# Opening day jake and West Virginia?



## mattwill00 (Jul 14, 2011)

Hey all.

Well I ended up taking a jake here in Ohio on opening day on some private land in ashtabula. I was positioned in a field on top of a ridge overlooking the grand river and heard birds across the river going crazy all morning. Figured I was screwed. A hen starting yelping back to a gobbler across the river, so I mimicked her. Now I'm not the best turkey hunter but I've heard this fires them up, and o boy did it ever. She came charging in within ten feet of me putting every three or four seconds. She ended up bringing in two jakes and three other hens within range. needless to say the jake didnt last very long, I'm not picky. 

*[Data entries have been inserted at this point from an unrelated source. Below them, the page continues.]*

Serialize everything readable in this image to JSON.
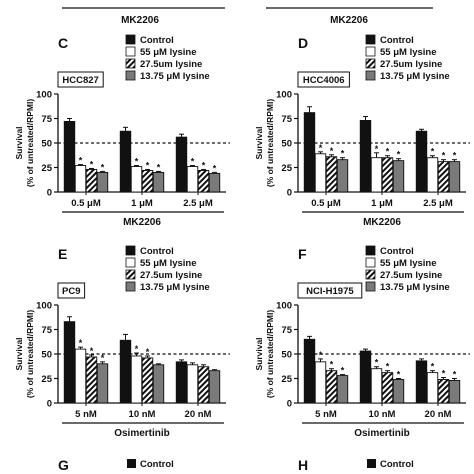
{
  "top_fragment": {
    "labels": [
      "MK2206",
      "MK2206"
    ]
  },
  "legend": [
    {
      "label": "Control",
      "pattern": "black"
    },
    {
      "label": "55 μM lysine",
      "pattern": "white"
    },
    {
      "label": "27.5um lysine",
      "pattern": "hatch"
    },
    {
      "label": "13.75 μM lysine",
      "pattern": "gray"
    }
  ],
  "bottom_fragment": {
    "letters": [
      "G",
      "H"
    ],
    "legend_label": "Control"
  },
  "chart_data": [
    {
      "type": "bar",
      "panel": "C",
      "cell_line": "HCC827",
      "categories": [
        "0.5 μM",
        "1 μM",
        "2.5 μM"
      ],
      "xlabel": "MK2206",
      "ylabel": "Survival\n(% of untreated/RPMI)",
      "ylim": [
        0,
        100
      ],
      "yticks": [
        "0",
        "25",
        "50",
        "75",
        "100"
      ],
      "reference_line": 50,
      "series": [
        {
          "name": "Control",
          "values": [
            72,
            62,
            56
          ],
          "errors": [
            3,
            4,
            3
          ]
        },
        {
          "name": "55 μM lysine",
          "values": [
            27,
            26,
            26
          ],
          "errors": [
            1,
            1,
            1
          ],
          "star": true
        },
        {
          "name": "27.5um lysine",
          "values": [
            23,
            22,
            22
          ],
          "errors": [
            1,
            1,
            1
          ],
          "star": true
        },
        {
          "name": "13.75 μM lysine",
          "values": [
            20,
            20,
            19
          ],
          "errors": [
            1,
            1,
            1
          ],
          "star": true
        }
      ]
    },
    {
      "type": "bar",
      "panel": "D",
      "cell_line": "HCC4006",
      "categories": [
        "0.5 μM",
        "1 μM",
        "2.5 μM"
      ],
      "xlabel": "MK2206",
      "ylabel": "Survival\n(% of untreated/RPMI)",
      "ylim": [
        0,
        100
      ],
      "yticks": [
        "0",
        "25",
        "50",
        "75",
        "100"
      ],
      "reference_line": 50,
      "series": [
        {
          "name": "Control",
          "values": [
            81,
            73,
            62
          ],
          "errors": [
            6,
            4,
            2
          ]
        },
        {
          "name": "55 μM lysine",
          "values": [
            39,
            35,
            35
          ],
          "errors": [
            2,
            5,
            2
          ],
          "star": true
        },
        {
          "name": "27.5um lysine",
          "values": [
            36,
            35,
            31
          ],
          "errors": [
            2,
            2,
            2
          ],
          "star": true
        },
        {
          "name": "13.75 μM lysine",
          "values": [
            33,
            32,
            31
          ],
          "errors": [
            2,
            2,
            2
          ],
          "star": true
        }
      ]
    },
    {
      "type": "bar",
      "panel": "E",
      "cell_line": "PC9",
      "categories": [
        "5 nM",
        "10 nM",
        "20 nM"
      ],
      "xlabel": "Osimertinib",
      "ylabel": "Survival\n(% of untreated/RPMI)",
      "ylim": [
        0,
        100
      ],
      "yticks": [
        "0",
        "25",
        "50",
        "75",
        "100"
      ],
      "reference_line": 50,
      "series": [
        {
          "name": "Control",
          "values": [
            83,
            64,
            42
          ],
          "errors": [
            5,
            6,
            2
          ]
        },
        {
          "name": "55 μM lysine",
          "values": [
            55,
            48,
            39
          ],
          "errors": [
            2,
            3,
            2
          ],
          "star": [
            true,
            true,
            false
          ]
        },
        {
          "name": "27.5um lysine",
          "values": [
            47,
            46,
            37
          ],
          "errors": [
            2,
            2,
            2
          ],
          "star": [
            true,
            true,
            false
          ]
        },
        {
          "name": "13.75 μM lysine",
          "values": [
            40,
            39,
            33
          ],
          "errors": [
            2,
            1,
            1
          ],
          "star": [
            true,
            false,
            false
          ]
        }
      ]
    },
    {
      "type": "bar",
      "panel": "F",
      "cell_line": "NCI-H1975",
      "categories": [
        "5 nM",
        "10 nM",
        "20 nM"
      ],
      "xlabel": "Osimertinib",
      "ylabel": "Survival\n(% of untreated/RPMI)",
      "ylim": [
        0,
        100
      ],
      "yticks": [
        "0",
        "25",
        "50",
        "75",
        "100"
      ],
      "reference_line": 50,
      "series": [
        {
          "name": "Control",
          "values": [
            65,
            53,
            43
          ],
          "errors": [
            3,
            2,
            2
          ]
        },
        {
          "name": "55 μM lysine",
          "values": [
            42,
            35,
            31
          ],
          "errors": [
            3,
            2,
            2
          ],
          "star": true
        },
        {
          "name": "27.5um lysine",
          "values": [
            33,
            31,
            24
          ],
          "errors": [
            2,
            2,
            2
          ],
          "star": true
        },
        {
          "name": "13.75 μM lysine",
          "values": [
            28,
            24,
            23
          ],
          "errors": [
            1,
            1,
            2
          ],
          "star": true
        }
      ]
    }
  ]
}
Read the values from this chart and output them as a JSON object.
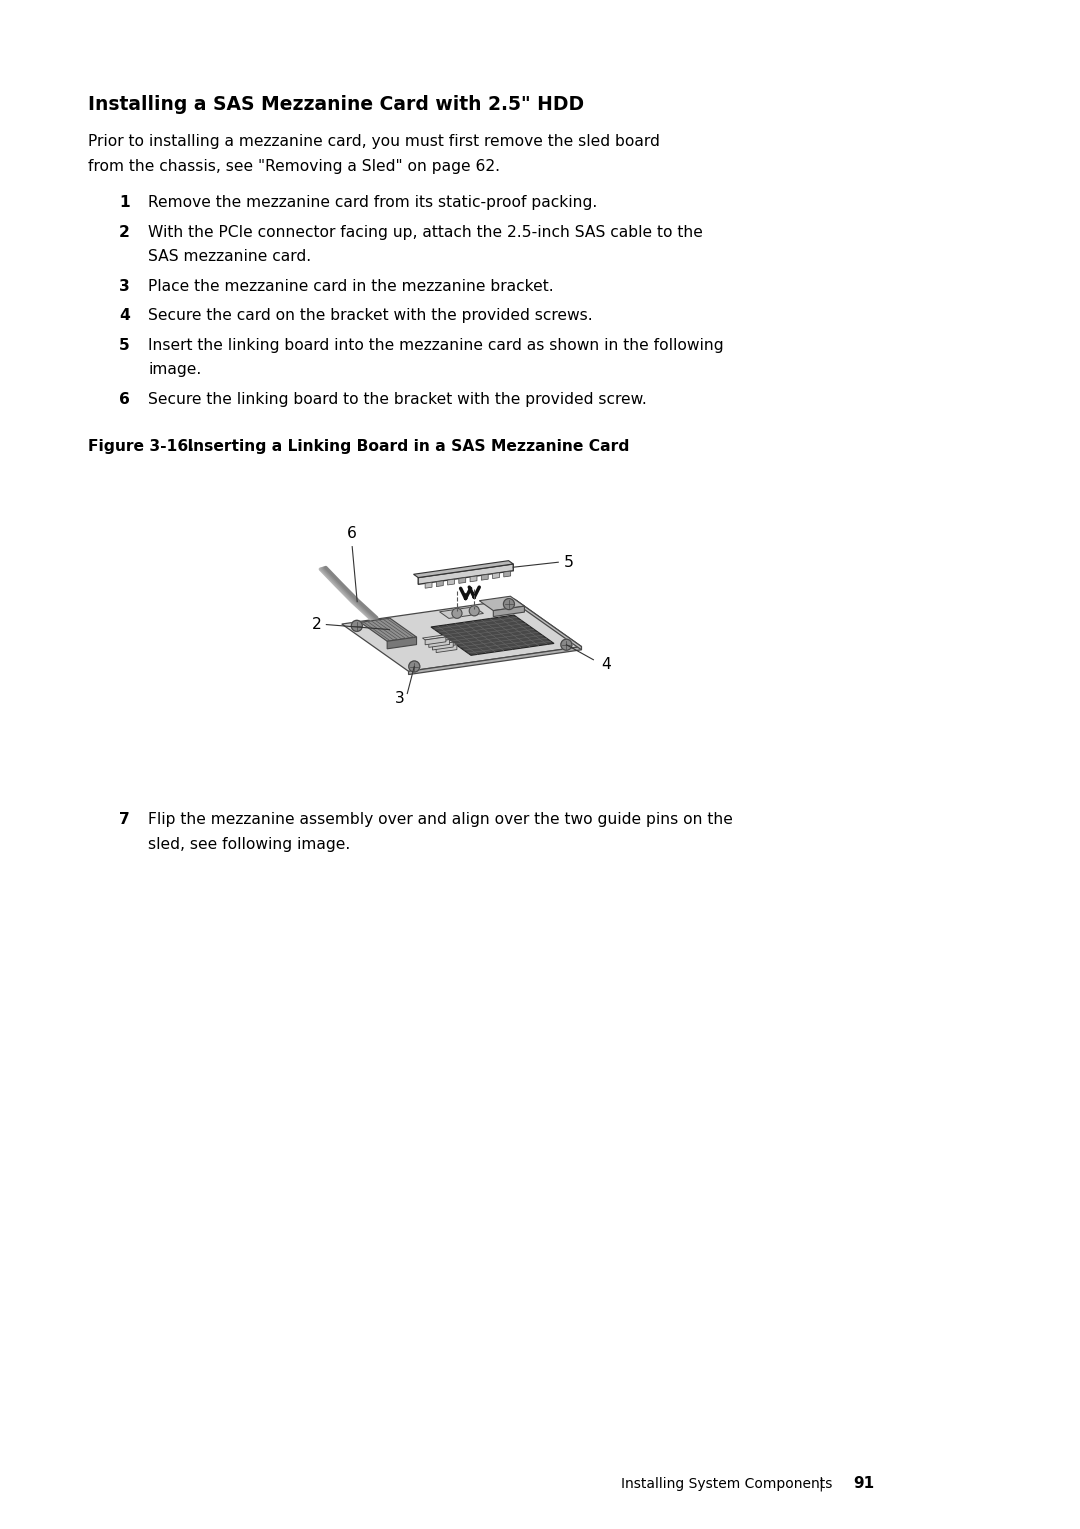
{
  "bg_color": "#ffffff",
  "page_width": 10.8,
  "page_height": 15.29,
  "title": "Installing a SAS Mezzanine Card with 2.5\" HDD",
  "intro_line1": "Prior to installing a mezzanine card, you must first remove the sled board",
  "intro_line2": "from the chassis, see \"Removing a Sled\" on page 62.",
  "steps": [
    {
      "num": "1",
      "lines": [
        "Remove the mezzanine card from its static-proof packing."
      ]
    },
    {
      "num": "2",
      "lines": [
        "With the PCIe connector facing up, attach the 2.5-inch SAS cable to the",
        "SAS mezzanine card."
      ]
    },
    {
      "num": "3",
      "lines": [
        "Place the mezzanine card in the mezzanine bracket."
      ]
    },
    {
      "num": "4",
      "lines": [
        "Secure the card on the bracket with the provided screws."
      ]
    },
    {
      "num": "5",
      "lines": [
        "Insert the linking board into the mezzanine card as shown in the following",
        "image."
      ]
    },
    {
      "num": "6",
      "lines": [
        "Secure the linking board to the bracket with the provided screw."
      ]
    }
  ],
  "figure_label": "Figure 3-16.",
  "figure_caption": "    Inserting a Linking Board in a SAS Mezzanine Card",
  "step7_lines": [
    "Flip the mezzanine assembly over and align over the two guide pins on the",
    "sled, see following image."
  ],
  "footer_text": "Installing System Components",
  "footer_sep": "|",
  "footer_page": "91"
}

But I've got a question for you out-of-state hunters. Does anyone do any good on west virginia public land? My friends and I are planning a backpacking/fishing trip this weekend around the elkins area and i was wondering if it would be worth it to pick up a tag and take my gun? 

I don't think there is much in the way of agriculture or open fields in the area we are going, just a lot of hardwoods. I know they can be productive but i was wondering if anyone had any experience in this area of WV. Couldnt find really anything on the web about the turkey pop in that area. Any help would be awesome.


----------



## Mad-Eye Moody (May 27, 2008)

I don't know the Elkins area but the public areas I have hunted in WV get far less pressure than Ohio public lands.

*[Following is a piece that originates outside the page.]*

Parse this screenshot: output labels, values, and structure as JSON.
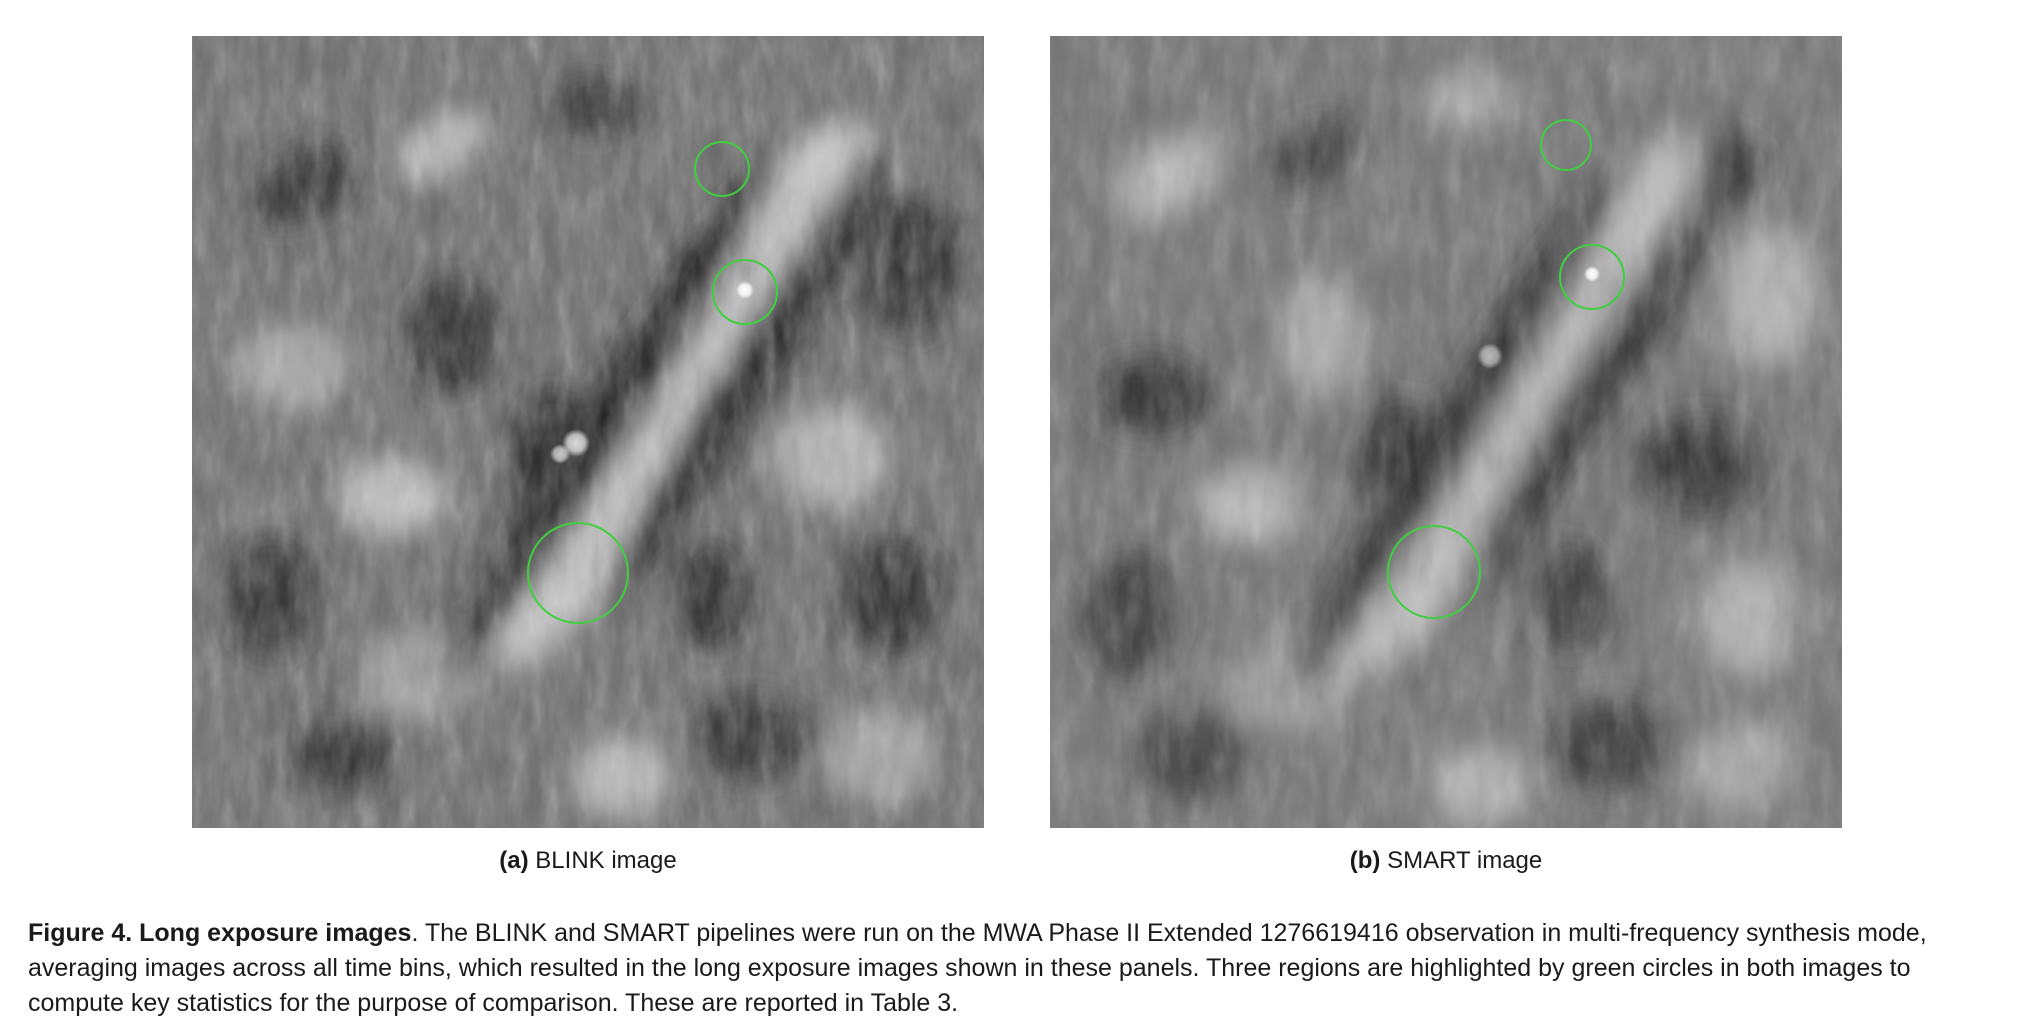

Mountain birds are harder to hunt than our flat land open field birds. So be ready for that.


----------



## turkeyt (Apr 13, 2006)

The vegetation is usually a week behind over in that area. The laurel will be the main ground cover in some areas and rocky. There was a lot of cover in some of the places I have been. Instead of say 3 flats to the top it may be 6 or more over there. If you go try to get up top and listen. I have deer hunted in the area toward Seneca and saw some good birds so hunt them like the woods birds they are. You may find some cutout open spots to set up if that's what you like.


----------